Я не радуюсь, видя, как девушка моих лет задувает праздничные свечи на торте, находясь в кругу семьи. Не могу без слез смотреть на бракосочетания и рождение детей. Ведь все это мне недоступно.
– Мы помогаем экологии, – все с той же радостью сообщает сто шестая. – Благодаря «Лазуриту» нет нужды добывать новые кристаллы, ведь можно очистить эти. И использовать снова.
Кажется, ей вчера дали убойную дозу «радостных» таблеток. Иначе с чего бы ей с таким щенячьим восторгом рассказывать о нудной работе?
– Угу, – нехотя соглашаюсь, чтоб не расстроить соседку. Пусть себе радуется, если ей так легче. Она здесь с самого рождения и не видела ничего другого.
А я…
После капитальной промывки мозгов у меня не осталось воспоминаний о прошлом. Но я уверена: была другая жизнь – насыщенная, яркая, с падениями и взлетами. И кто, мать вашу, позволил забрать у меня все это?!

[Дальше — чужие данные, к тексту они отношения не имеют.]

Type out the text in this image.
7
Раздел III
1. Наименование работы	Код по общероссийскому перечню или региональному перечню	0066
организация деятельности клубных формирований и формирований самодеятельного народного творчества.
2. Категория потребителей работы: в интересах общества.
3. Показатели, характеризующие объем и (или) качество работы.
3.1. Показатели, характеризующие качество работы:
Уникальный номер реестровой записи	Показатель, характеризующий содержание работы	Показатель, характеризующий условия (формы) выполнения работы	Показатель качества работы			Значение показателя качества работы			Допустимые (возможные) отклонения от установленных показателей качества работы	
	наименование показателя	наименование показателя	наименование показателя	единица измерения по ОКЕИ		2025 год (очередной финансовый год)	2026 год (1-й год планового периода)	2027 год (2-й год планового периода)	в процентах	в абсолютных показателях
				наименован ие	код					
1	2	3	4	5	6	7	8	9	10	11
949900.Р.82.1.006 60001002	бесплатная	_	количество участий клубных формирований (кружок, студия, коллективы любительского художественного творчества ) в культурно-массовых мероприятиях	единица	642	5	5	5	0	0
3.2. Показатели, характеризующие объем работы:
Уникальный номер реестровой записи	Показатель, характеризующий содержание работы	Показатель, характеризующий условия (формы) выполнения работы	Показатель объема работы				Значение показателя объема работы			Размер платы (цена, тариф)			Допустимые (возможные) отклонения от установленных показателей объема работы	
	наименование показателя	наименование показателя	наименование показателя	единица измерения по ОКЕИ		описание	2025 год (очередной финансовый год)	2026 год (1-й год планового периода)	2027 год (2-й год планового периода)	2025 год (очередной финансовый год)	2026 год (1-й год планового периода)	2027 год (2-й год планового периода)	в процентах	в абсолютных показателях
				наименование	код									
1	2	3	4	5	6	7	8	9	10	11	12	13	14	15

Облачившись в защитный костюм, натягиваю на лицо маску. Прощаюсь со сто шестой и захожу в небольшую кабину. Закрываю за собой дверь. Осматриваюсь. На полке заботливыми руками санитарок уже расставлено десять кристаллов. Мало сегодня.
– Ну-с, приступим.
Готовлю химический раствор, но, прежде чем окунуть туда кристалл, вставляю его в небольшое углубление в стойке. Смотреть положено не дольше минуты – только для того, чтобы отметить в журнале качество изображения по стобалльной шкале и вкратце описать, что стираешь.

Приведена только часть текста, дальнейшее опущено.